Download Free Staffordshires War Book in PDF and EPUB Free Download. You can read online Staffordshires War and write the review.

Capturing the experiences of the people of Staffordshire during the First World War in their own words.
Exploring the military heritage of Staffordshire from Anglo-Saxon and Viking times to the present day.
In November 1864, Abraham Lincoln penned what is known as the “Bixby Letter” offering his condolences to the mother of five soldiers who had fallen in the service of their country. A shocking sacrifice for the cause for any one family to make, although it transpired not all of the sons were in fact dead. Some years earlier the last surviving member of his generation of the Fernyhough family, from Staffordshire in England, wrote the stories of his brothers and himself. Robert Fernyhough’s brothers, John and Henry in the Royal Marines and Thomas in the infantry, had fallen in the service of their country during the Napoleonic Wars. Robert himself saw much action as a Royal Marine before eventually fighting in the 95th Rifles in the Peninsular under Wellington, including heavy engagement at the battle of Busaco. The fighting record of the Fernyhough family that is recorded in this work is truly astonishing; Expeditions to Walcheren, Buenos Ayres, Walcheren, the coast of Spain, Savoy, Toulon, Malta, Gibraltar not to mention hard soldiering in the Peninsular make for an excellent Read. Author – Robert Fernyhough (1785-1866)

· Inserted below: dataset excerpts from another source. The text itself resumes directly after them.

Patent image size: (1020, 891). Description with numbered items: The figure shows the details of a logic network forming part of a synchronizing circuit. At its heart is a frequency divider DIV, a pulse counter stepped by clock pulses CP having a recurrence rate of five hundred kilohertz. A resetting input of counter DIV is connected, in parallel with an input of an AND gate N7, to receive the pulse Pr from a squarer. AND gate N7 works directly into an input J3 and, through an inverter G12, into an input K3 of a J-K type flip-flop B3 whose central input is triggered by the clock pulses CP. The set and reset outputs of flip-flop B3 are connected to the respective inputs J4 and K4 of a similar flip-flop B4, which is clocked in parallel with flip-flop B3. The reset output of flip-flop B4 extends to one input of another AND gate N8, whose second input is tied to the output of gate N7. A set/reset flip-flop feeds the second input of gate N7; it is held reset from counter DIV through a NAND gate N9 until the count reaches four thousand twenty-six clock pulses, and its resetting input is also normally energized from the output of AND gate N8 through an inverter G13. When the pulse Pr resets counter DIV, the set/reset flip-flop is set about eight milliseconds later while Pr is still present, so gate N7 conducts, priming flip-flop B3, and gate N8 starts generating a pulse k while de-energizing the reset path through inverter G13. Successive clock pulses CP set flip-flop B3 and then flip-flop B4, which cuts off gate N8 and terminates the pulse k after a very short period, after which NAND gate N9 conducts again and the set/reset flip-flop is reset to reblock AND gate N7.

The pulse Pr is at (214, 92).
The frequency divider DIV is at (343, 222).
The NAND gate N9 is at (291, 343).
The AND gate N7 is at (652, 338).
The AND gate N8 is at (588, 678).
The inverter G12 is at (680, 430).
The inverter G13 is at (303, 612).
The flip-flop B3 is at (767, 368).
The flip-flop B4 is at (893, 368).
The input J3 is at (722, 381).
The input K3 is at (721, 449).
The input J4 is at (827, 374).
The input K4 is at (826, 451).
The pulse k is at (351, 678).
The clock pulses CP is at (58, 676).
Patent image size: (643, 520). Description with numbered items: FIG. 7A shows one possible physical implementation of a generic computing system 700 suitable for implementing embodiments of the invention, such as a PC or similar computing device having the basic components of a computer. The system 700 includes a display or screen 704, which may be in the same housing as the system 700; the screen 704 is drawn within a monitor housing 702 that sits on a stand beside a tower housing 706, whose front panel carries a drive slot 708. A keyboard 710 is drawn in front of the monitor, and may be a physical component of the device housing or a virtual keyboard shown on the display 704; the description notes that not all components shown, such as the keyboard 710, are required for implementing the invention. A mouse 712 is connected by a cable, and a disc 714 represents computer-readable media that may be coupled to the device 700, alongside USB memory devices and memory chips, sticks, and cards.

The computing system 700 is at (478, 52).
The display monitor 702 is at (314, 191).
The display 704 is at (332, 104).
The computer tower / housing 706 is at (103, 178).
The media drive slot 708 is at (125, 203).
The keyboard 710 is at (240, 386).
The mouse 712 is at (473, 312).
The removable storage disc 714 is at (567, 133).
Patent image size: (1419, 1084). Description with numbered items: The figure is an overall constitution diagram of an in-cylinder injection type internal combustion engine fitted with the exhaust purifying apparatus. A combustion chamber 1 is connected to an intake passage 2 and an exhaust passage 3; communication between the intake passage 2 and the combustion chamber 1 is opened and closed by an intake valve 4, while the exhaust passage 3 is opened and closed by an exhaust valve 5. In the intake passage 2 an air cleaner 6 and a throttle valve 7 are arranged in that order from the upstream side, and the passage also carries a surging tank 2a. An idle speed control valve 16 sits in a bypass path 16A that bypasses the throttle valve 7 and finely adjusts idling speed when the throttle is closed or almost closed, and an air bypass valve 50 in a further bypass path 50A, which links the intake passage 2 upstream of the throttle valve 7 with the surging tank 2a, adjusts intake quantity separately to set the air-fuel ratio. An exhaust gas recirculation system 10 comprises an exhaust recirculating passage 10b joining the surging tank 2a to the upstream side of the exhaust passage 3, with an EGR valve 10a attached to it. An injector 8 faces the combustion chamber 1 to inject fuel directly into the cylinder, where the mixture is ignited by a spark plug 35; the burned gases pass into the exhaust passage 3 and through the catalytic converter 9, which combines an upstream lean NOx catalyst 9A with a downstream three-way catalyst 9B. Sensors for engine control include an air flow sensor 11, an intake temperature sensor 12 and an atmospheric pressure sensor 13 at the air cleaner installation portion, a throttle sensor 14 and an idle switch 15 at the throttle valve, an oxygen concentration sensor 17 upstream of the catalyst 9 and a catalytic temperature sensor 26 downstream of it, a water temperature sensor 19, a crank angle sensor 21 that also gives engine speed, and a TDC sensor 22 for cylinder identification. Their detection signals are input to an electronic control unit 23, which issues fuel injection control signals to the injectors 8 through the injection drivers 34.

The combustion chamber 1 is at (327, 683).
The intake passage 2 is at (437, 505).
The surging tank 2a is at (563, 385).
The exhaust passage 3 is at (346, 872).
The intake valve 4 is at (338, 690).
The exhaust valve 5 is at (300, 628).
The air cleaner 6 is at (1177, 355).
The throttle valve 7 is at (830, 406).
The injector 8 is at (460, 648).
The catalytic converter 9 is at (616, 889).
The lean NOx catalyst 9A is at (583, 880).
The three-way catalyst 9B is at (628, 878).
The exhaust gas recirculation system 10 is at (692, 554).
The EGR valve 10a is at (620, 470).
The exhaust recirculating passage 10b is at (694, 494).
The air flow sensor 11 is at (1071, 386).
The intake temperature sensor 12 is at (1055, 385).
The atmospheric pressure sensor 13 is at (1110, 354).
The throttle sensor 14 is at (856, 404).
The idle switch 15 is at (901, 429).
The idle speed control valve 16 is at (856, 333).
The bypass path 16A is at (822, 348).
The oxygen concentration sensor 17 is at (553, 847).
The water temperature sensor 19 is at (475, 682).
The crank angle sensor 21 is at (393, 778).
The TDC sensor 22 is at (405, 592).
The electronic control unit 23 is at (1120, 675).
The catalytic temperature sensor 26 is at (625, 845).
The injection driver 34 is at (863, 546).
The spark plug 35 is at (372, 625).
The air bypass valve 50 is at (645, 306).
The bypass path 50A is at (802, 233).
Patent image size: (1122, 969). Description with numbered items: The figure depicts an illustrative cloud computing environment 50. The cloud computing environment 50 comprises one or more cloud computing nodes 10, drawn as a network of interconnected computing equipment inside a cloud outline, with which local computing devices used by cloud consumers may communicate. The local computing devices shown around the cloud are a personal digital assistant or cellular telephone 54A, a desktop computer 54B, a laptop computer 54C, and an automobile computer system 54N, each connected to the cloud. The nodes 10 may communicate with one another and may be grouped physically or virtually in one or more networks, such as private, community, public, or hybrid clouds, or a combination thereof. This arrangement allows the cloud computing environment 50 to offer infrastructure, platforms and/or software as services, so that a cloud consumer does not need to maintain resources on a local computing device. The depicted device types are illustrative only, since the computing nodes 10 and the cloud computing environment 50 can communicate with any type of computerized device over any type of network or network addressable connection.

Operation Market Garden – the Allied airborne invasion of German-occupied Holland in September 1944 – is one of the most famous and controversial Allied failures of the Second World War. Many books have been written on the subject seeking to explain the defeat. Historians have generally focused on the mistakes made by senior commanders as they organized the operation. The choice of landing zones has been criticized, as has the structure of the airlift plan. But little attention has been paid to the influence that combat doctrine and training had upon the relative performance of the forces involved. And it is this aspect that Aaron Bates emphasizes in this perceptive, closely argued and absorbing re-evaluation of the battle. As he describes each phase of the fighting he shows how German training, which gave their units a high degree of independence of action, better equipped them to cope with the confusion created by the surprise Allied attack. In contrast, the British forces were hampered by their rigid and centralized approach which made it more difficult for them to adapt to the chaotic situation. Aaron Bates’s thought-provoking study sheds fresh light on the course of the fighting around Arnhem and should lead to a deeper understanding of one of the most remarkable episodes in the final stage of the Second World War in western Europe.
Following years of discontent over Home Rule and the Easter Rising, the deaths of two Royal Irish Constabulary policemen in Soloheadbeg at the hands of the IRA in 1919 signalled the outbreak of war in Ireland. The Irish War of Independence raged until a truce between the British Army and the IRA in 1921, historical consensus being that the conflict ended in military stalemate. In A Hard Local War, William Sheeham sets out to prove that no such stalemate existed, and that both sides were continually innovative and adaptive. Using new research and previously unpublished archive material, he traces the experience of the British rank and file, their opinion of their opponents, the special forces created to fight in the Irish countryside, RAF involvement and the evolution of IRA reliance on IEDs and terrorism.